Nel 1914, trasferitosi a Milano, supera la pittura divisionista e aderisce al Futurismo, incentrando la sua riflessione sulla civiltà urbana e industriale.
Gli anni immediatamente successivi alla Prima Guerra Mondiale, cui partecipò come volontario, sono segnati da un progressivo superamento della pittura futurista, verso un approccio più metafisico, con forme via via più solide e monumentali, come appare dalle numerose Periferie.
Nel 1920 firma con Dudreville, Funi e Russolo il Manifesto contro tutti i ritorni in pittura, che contiene in nuce le formulazioni caratterizzanti l’esperienza del gruppo Novecento, di cui è fondatore, nel 1923 a Milano, insieme a Dudreville, Funi, Bucci, Oppi, Malerba e Marussig, con il sostegno critico di Margherita Sarfatti, conosciuta collaborando come illustratore al «Popolo d’Italia».
Nonostante la monumentalità e le tematiche tipicamente novecentiste, quali il nudo, il paesaggio, il mito, le opere di Sironi dei secondi anni Venti sono segnate da un linguaggio materico, con deformazioni e contorni spessi, in cui la pittura è fortemente espressiva.
Dal 1931 fa opere dalla pennellata sempre più violenta e sommaria, con lunghe strisciate di colori scuri, squarciate da bagliori di luce; i quadri sono molto grandi poiché incomincia a rendersi conto che la tela, da sola, non ha la necessaria forza comunicativa.
Nel 1932 pubblica sul «Popolo d’Italia» l’articolo Pittura Murale, in cui propone di esprimere il classicismo attraverso il recupero di tecniche tradizionali, quali l’affresco, nel 1933 redige con Carrà, Funi e Campigli, il Manifesto della Pittura Murale.
Gli anni del muralismo lo vedono protagonista del tentativo di dar vita ad un’estetica fascista, che potesse coniugare modernità e tradizione e, soprattutto, che fosse capace di comunicare con il popolo in modo diretto ed efficace.

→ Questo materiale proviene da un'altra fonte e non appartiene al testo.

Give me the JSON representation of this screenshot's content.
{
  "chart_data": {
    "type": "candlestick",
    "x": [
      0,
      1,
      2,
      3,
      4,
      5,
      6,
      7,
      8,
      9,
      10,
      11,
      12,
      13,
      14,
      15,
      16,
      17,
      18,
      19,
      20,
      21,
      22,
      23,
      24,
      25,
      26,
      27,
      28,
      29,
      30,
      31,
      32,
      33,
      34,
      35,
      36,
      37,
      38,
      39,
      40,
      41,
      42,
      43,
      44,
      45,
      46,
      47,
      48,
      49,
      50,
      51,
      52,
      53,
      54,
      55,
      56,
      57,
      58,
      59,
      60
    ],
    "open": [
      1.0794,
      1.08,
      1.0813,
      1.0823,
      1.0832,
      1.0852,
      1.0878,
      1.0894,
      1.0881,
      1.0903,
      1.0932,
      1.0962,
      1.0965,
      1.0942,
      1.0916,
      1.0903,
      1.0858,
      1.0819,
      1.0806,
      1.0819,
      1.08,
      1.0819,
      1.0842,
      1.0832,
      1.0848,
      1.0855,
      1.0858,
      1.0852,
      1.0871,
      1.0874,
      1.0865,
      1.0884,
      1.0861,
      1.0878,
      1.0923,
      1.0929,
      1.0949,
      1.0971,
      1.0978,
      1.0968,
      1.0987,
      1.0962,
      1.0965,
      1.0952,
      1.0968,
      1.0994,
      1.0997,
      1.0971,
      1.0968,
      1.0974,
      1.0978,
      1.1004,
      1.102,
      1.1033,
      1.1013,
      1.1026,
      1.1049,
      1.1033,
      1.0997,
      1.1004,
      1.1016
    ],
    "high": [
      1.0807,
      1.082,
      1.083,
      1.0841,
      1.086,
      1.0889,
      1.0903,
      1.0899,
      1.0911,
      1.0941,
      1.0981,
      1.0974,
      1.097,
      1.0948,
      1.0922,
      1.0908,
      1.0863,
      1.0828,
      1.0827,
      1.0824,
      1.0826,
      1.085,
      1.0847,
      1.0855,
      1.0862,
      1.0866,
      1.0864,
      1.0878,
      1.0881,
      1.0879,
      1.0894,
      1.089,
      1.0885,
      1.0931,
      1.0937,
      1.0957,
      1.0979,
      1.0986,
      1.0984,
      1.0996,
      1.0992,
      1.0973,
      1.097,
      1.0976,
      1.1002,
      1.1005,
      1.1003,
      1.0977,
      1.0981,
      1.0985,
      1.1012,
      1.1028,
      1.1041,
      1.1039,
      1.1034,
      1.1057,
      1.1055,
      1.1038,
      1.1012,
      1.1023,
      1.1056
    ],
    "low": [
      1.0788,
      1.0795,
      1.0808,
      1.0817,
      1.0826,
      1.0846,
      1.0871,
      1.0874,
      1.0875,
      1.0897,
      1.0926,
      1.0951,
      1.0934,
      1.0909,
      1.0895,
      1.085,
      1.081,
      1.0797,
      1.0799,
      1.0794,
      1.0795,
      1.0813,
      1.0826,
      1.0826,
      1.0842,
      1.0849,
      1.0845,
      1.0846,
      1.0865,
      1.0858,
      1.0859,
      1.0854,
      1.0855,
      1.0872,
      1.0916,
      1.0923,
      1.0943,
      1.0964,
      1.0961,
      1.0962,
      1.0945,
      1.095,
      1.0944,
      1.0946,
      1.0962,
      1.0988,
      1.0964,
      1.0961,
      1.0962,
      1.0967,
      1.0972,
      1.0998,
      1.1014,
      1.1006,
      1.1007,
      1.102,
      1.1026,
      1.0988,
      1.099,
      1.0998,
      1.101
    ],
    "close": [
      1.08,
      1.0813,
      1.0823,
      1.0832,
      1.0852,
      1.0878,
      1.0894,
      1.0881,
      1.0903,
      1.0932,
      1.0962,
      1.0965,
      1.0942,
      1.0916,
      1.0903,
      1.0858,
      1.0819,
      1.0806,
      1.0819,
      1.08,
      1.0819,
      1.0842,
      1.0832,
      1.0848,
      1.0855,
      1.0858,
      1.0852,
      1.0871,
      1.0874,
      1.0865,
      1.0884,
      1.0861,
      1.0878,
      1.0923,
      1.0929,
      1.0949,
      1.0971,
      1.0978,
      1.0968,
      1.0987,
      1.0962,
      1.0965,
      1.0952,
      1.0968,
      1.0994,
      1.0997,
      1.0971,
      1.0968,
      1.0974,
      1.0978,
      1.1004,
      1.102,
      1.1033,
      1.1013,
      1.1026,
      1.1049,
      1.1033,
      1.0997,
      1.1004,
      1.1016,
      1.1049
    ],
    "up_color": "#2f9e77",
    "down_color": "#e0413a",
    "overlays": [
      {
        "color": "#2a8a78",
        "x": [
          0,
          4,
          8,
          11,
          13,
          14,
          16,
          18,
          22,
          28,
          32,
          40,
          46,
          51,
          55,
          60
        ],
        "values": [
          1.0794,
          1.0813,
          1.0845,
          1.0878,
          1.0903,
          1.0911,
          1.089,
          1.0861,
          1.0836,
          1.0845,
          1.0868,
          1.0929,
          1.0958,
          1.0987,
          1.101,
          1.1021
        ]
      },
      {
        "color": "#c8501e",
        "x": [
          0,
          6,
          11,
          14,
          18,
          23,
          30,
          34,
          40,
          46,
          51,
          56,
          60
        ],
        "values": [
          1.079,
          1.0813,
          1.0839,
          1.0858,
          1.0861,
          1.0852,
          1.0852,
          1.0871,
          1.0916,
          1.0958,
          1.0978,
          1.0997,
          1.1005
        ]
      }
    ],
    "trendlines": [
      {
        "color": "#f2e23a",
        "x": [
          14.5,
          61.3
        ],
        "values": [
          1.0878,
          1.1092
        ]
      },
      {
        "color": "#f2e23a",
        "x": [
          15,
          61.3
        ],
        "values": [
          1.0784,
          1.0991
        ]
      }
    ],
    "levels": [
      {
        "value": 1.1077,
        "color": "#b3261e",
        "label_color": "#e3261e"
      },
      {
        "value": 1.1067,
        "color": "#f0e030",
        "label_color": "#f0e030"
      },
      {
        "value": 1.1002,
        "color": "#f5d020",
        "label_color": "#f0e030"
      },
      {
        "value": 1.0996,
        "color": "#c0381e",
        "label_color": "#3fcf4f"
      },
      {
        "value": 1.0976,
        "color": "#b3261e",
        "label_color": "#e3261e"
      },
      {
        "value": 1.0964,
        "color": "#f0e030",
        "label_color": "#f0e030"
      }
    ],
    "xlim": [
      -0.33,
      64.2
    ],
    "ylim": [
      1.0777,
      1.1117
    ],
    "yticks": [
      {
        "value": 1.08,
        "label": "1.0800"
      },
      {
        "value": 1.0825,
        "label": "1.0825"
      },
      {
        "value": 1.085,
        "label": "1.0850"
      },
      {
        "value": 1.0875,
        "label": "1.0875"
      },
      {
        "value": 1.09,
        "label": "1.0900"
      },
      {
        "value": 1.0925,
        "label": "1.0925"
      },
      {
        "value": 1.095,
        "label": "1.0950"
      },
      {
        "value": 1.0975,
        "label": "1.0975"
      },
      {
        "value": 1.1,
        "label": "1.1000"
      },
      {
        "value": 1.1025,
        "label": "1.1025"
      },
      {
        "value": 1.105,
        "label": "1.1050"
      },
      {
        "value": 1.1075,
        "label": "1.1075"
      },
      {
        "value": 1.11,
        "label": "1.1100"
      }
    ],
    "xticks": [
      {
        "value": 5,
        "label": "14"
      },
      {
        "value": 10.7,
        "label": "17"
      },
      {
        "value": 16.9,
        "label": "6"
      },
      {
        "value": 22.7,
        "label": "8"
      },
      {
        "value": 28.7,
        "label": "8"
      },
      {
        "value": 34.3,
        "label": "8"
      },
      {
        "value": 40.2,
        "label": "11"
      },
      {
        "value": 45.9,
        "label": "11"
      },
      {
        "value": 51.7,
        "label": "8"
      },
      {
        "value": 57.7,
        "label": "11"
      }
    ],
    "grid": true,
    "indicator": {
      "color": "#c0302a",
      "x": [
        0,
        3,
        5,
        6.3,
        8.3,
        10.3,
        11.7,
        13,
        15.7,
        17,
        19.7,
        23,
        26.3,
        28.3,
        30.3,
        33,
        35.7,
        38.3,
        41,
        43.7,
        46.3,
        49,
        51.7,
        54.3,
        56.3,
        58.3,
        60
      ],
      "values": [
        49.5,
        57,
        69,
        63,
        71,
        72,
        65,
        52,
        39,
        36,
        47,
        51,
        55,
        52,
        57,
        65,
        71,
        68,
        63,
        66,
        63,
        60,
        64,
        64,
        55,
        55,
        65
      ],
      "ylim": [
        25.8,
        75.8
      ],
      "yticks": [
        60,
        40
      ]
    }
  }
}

In questi anni si interessa anche di scenografia, di progettazione architettonica e sperimenta le tecniche del mosaico e del bassorilievo, in numerose opere di committenza pubblica, si pensi al mosaico per il Palazzo di Giustizia a Milano.
Con la caduta del Fascismo vengono meno le prerogative della pittura murale e Sironi vive un momento di profonda crisi, ripiega dunque su una riflessione di stampo metafisico a partire dal 1942, con opere molto eterogenee, in cui si alternano toni nitidi e cupe spatolate, manichini e atmosfere vuote.
Nel dopo guerra è oggetto di un forte isolamento e tenta di far rivivere la struttura a scomparti della pittura murale attraverso una serie di Composizioni, con una tecnica pastosa ed espressionista, in cui le forme sono erose: sfocati ricordi di una stagione carica di ideali.
Quasi dimenticato in patria ottiene grande successo all’estero.
Muore nel 1961.
Le opere di Sironi sono molto difficili da datare, egli stesso fornisce date sbagliate, in sprezzo delle formalizzazioni critiche, spesso riprende e modifica le sue opere a distanza di anni falsando l’evoluzione della sua arte, poiché per lui il quadro è avulso da qualunque contingenza, è una creazione dello spirito, eterna, fuori dal tempo.